In a typical insulation stripping apparatus such as disclosed in U.S. Pat. No. 3,893,776 to Anderson, et al., assigned to the assignee of the present application, there are provided two stripper blades, one of which is fixed and the other movable. In the Anderson apparatus, the movable blade is pivotably mounted. Each blade has a V-shaped notch therein facing the notch of the other blade. One surface of each blade adjacent to the notch is flat while the other surface is formed with a bevel. The beveled surfaces on the respective blades face in opposite directions. As a result, it is possible that when the insulation is stripped from a wire inserted into the opening defined by the V-shaped notches, the wire will skive or bend due to the unbalanced forces acting on the opposite sides of the wire. A bent wire prevents proper positioning of the wire in a contact crimp barrel so that it is possible that the barrel may not be properly crimped upon the end of the wire. Thus, one object of the present invention is to provide a stripper blade assembly for an insulation stripping device in which the beveled edges of the stripper blades are balanced so that a uniform cutting action is produced on the insulation whereby the wire will not skive when the insulation is removed therefrom.

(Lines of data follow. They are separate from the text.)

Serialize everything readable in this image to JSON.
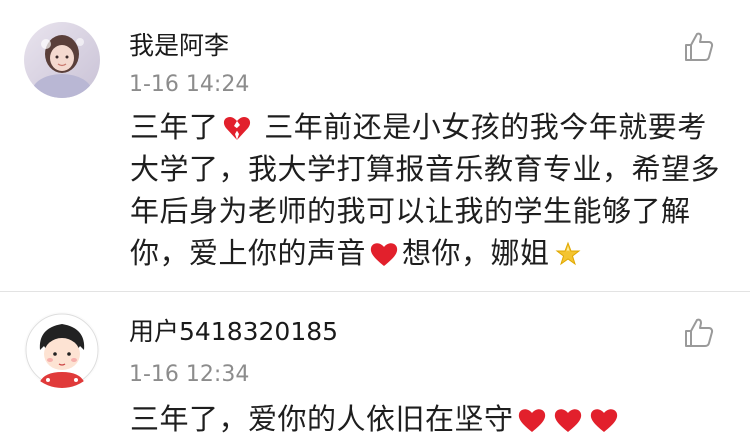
{
  "comments": [
    {
      "username": "我是阿李",
      "time": "1-16 14:24",
      "text_a": "三年了",
      "text_b": " 三年前还是小女孩的我今年就要考大学了，我大学打算报音乐教育专业，希望多年后身为老师的我可以让我的学生能够了解你，爱上你的声音",
      "text_c": "想你，娜姐",
      "emojis": [
        "broken-heart-icon",
        "red-heart-icon",
        "sparkle-star-icon"
      ]
    },
    {
      "username": "用户5418320185",
      "time": "1-16 12:34",
      "text_a": "三年了，爱你的人依旧在坚守",
      "emojis": [
        "red-heart-icon",
        "red-heart-icon",
        "red-heart-icon"
      ]
    }
  ],
  "colors": {
    "username": "#1a1a1a",
    "timestamp": "#8c8c8c",
    "body": "#1e1e1e",
    "divider": "#e3e3e3",
    "heart": "#e2202c"
  },
  "icons": {
    "like": "thumbs-up-outline-icon"
  }
}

Typically, the cutting edges of the V-shaped notch in the cutting blade of a conventional insulation stripper form a right angle so that the opening formed by the notches in the blades into which the wire is inserted for stripping has a square shape. If one of the blades is carried by a pivoted arm, and the other blade is fixed, the movable blade will move through an arc. As a result, when the size of the opening is altered by adjusting one of the blades, the configuration of the opening may become non-uniform, rather than form a square, which will result in further unbalanced forces acting upon the insulation on the wire by the blades. Furthermore, with one blade fixed and the other movable, the center of the opening defined by the notches in the blades will change if the size of the opening is altered by adjusting one of the blades so that when a wire is inserted through a central guide hole in front of the blade assembly, the wire may not necessarily lie in the center of the opening formed by the notches in the blades, further leading to unbalanced forces being applied to the opposite sides of the insulation on the wire. It is another object of the present invention to overcome the foregoing problem by assuring that the wire receiving opening defined by the blades is always square, and the center point of the opening remains constant regardless of adjustments being made to the blades to alter the size of the wire receiving opening to accommodate different sized wires.

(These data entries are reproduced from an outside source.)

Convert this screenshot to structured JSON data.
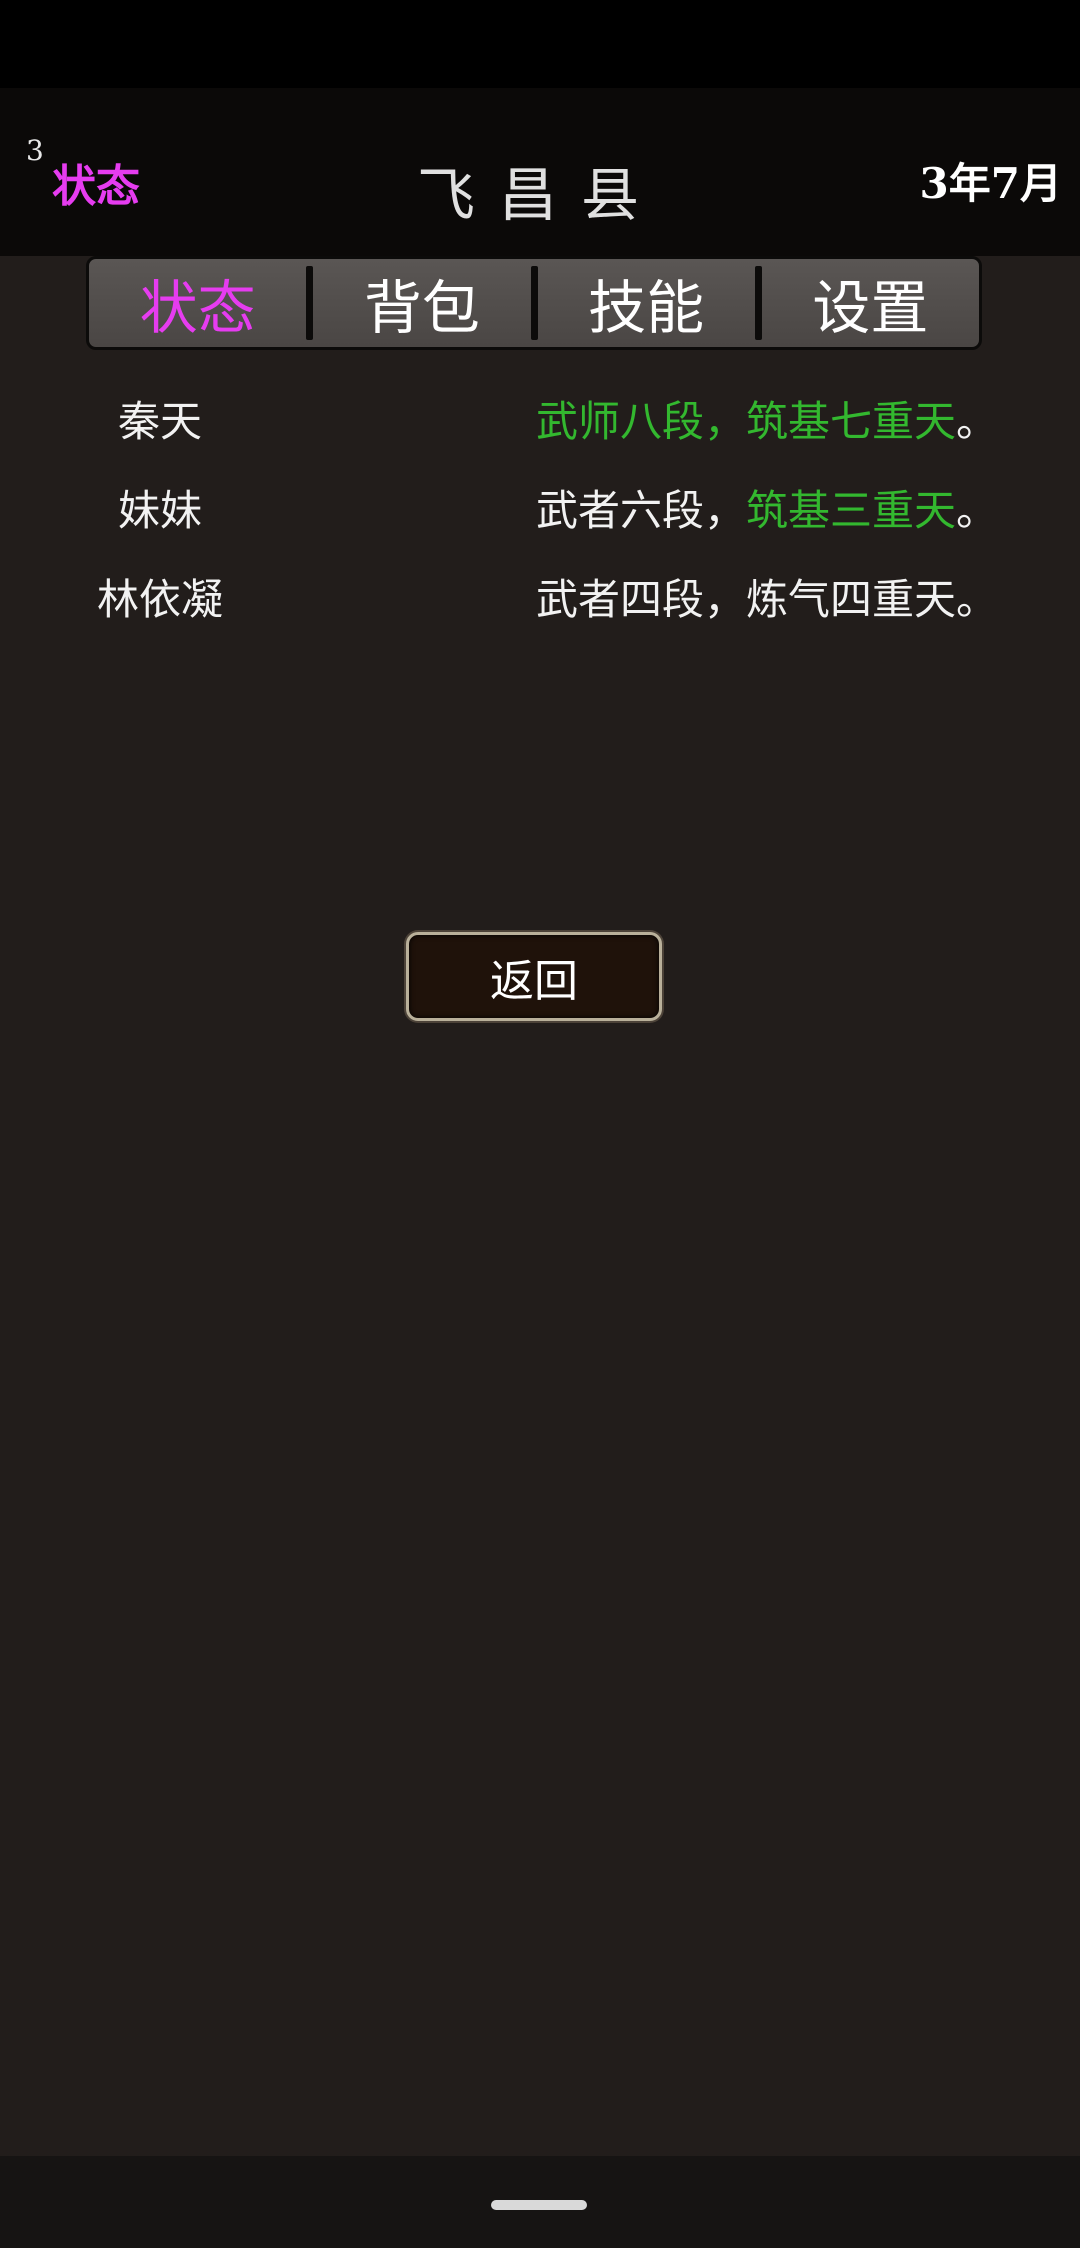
{
  "header": {
    "count": "3",
    "status_label": "状态",
    "title": "飞昌县",
    "date": "3年7月"
  },
  "tabs": [
    {
      "label": "状态",
      "active": true
    },
    {
      "label": "背包",
      "active": false
    },
    {
      "label": "技能",
      "active": false
    },
    {
      "label": "设置",
      "active": false
    }
  ],
  "characters": [
    {
      "name": "秦天",
      "rank1": "武师八段",
      "sep": "，",
      "rank2": "筑基七重天",
      "end": "。",
      "rank1_green": true,
      "rank2_green": true
    },
    {
      "name": "妹妹",
      "rank1": "武者六段",
      "sep": "，",
      "rank2": "筑基三重天",
      "end": "。",
      "rank1_green": false,
      "rank2_green": true
    },
    {
      "name": "林依凝",
      "rank1": "武者四段",
      "sep": "，",
      "rank2": "炼气四重天",
      "end": "。",
      "rank1_green": false,
      "rank2_green": false
    }
  ],
  "back_button": "返回",
  "colors": {
    "accent_magenta": "#e63cf0",
    "rank_green": "#33b82f",
    "background": "#221d1b"
  }
}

As will be seen from the following description, the stripping device of the present invention utilizes four insulation cutting blades. The use of more than two cutting blades in a wire stripping machine is not by itself novel. For example, the following United States patents disclose wire stripping machines utilizing either three or four blades. U.S. Pat. Nos. 2,239,755; 2,703,026; 4,116,092 and 4,327,609. The latter patent discloses a wire stripping machine incorporating two pairs of insulation cutting blades, with one pair of opposed blades overlapping the other pair adjacent to their cutting edges. The blades are attached by screws to internal and external cylinders so that when one cylinder is rotated relative to the other, the cutting edges of the blades move inwardly to cut the insulation on the wire inserted between the inner ends of the blades.